Kepala Dinas Penerangan TNI AD Brigjen TNI Andika Perkasa mengatakan, pengusutan terhadap beberapa personel di jajaran Kodim Jakarta Pusat dilakukan oleh Tim Gabungan dari Kodam Jaya sejak Kamis 5 Juni sampai dengan Minggu 8 Juni pukul 04.00 WIB dini hari tadi.

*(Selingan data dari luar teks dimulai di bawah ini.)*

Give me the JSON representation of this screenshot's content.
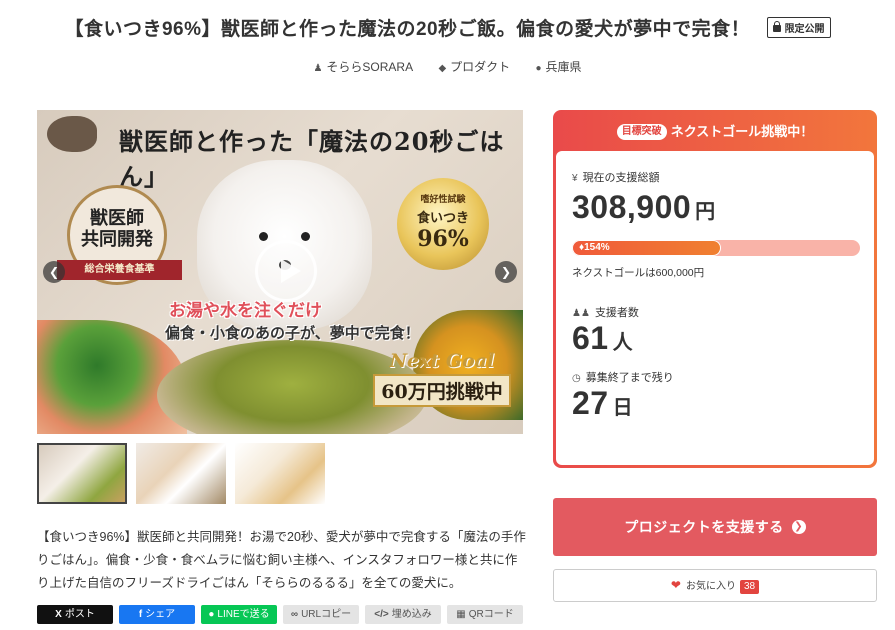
{
  "page": {
    "title": "【食いつき96%】獣医師と作った魔法の20秒ご飯。偏食の愛犬が夢中で完食！",
    "limited_badge": "限定公開"
  },
  "meta": {
    "author": "そららSORARA",
    "category": "プロダクト",
    "location": "兵庫県"
  },
  "main_image": {
    "headline": "獣医師と作った「魔法の20秒ごはん」",
    "seal_line1": "獣医師",
    "seal_line2": "共同開発",
    "ribbon": "総合栄養食基準",
    "medal_small": "嗜好性試験",
    "medal_main": "食いつき",
    "medal_num": "96%",
    "sub1": "お湯や水を注ぐだけ",
    "sub2": "偏食・小食のあの子が、夢中で完食！",
    "next_goal_en": "Next Goal",
    "next_goal_jp": "60万円挑戦中"
  },
  "description": "【食いつき96%】獣医師と共同開発！お湯で20秒、愛犬が夢中で完食する「魔法の手作りごはん」。偏食・少食・食べムラに悩む飼い主様へ、インスタフォロワー様と共に作り上げた自信のフリーズドライごはん「そららのるるる」を全ての愛犬に。",
  "share": {
    "x": "ポスト",
    "facebook": "シェア",
    "line": "LINEで送る",
    "url_copy": "URLコピー",
    "embed": "埋め込み",
    "qr": "QRコード"
  },
  "goal": {
    "badge": "目標突破",
    "header": "ネクストゴール挑戦中！",
    "total_label": "現在の支援総額",
    "total_amount": "308,900",
    "total_unit": "円",
    "progress_label": "154%",
    "progress_value": 154,
    "next_goal_text": "ネクストゴールは600,000円",
    "backers_label": "支援者数",
    "backers_count": "61",
    "backers_unit": "人",
    "remaining_label": "募集終了まで残り",
    "remaining_days": "27",
    "remaining_unit": "日"
  },
  "actions": {
    "support_label": "プロジェクトを支援する",
    "favorite_label": "お気に入り",
    "favorite_count": "38"
  },
  "colors": {
    "accent_red": "#e35a60",
    "goal_gradient_start": "#e94a4a",
    "goal_gradient_end": "#f2763c",
    "line_green": "#06c755",
    "facebook_blue": "#1877f2"
  },
  "icons": {
    "author": "user-icon",
    "category": "tag-icon",
    "location": "map-pin-icon",
    "yen": "yen-icon",
    "backers": "users-icon",
    "remaining": "clock-icon",
    "favorite": "heart-icon"
  }
}
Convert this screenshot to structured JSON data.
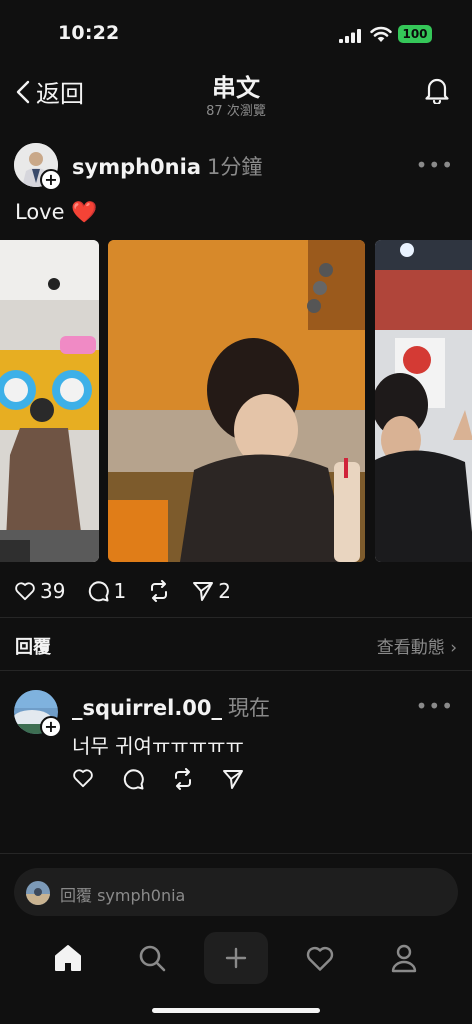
{
  "status": {
    "time": "10:22",
    "battery": "100"
  },
  "nav": {
    "back_label": "返回",
    "title": "串文",
    "views": "87 次瀏覽"
  },
  "post": {
    "username": "symph0nia",
    "time": "1分鐘",
    "caption": "Love",
    "caption_emoji": "❤️",
    "likes": "39",
    "comments": "1",
    "shares": "2"
  },
  "replies_section": {
    "label": "回覆",
    "activity_link": "查看動態 ›"
  },
  "reply": {
    "username": "_squirrel.00_",
    "time": "現在",
    "text": "너무 귀여ㅠㅠㅠㅠㅠ"
  },
  "reply_input": {
    "placeholder": "回覆 symph0nia"
  },
  "colors": {
    "background": "#101010",
    "text": "#f3f3f3",
    "muted": "#8a8a8a",
    "battery": "#35c759",
    "heart": "#e0242f"
  },
  "icons": [
    "back-chevron-icon",
    "bell-icon",
    "more-icon",
    "heart-icon",
    "comment-icon",
    "repost-icon",
    "send-icon",
    "home-icon",
    "search-icon",
    "plus-icon",
    "activity-heart-icon",
    "profile-icon"
  ]
}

Menurut Andika, memang pada saat itu salah seorang anggota bernama Koptu Rusfandi mendapat perintah untuk melaksanakan tugas-tugas Babinsa di Kelurahan Cideng, Kec. Gambir. Koptu Rusfandi mendatangi salah satu warga bernama AT untuk mendata preferensi warga di Pilpres 2014, namun sama sekali tak bermaksud mengarahkan para warga lainnya untuk memilih Prabowo.
-
Bagaimana hukuman diberikan pada anggota TNI? 'Kalau dia melanggar kita hukum. Ada aturannya,' imbuh Agus.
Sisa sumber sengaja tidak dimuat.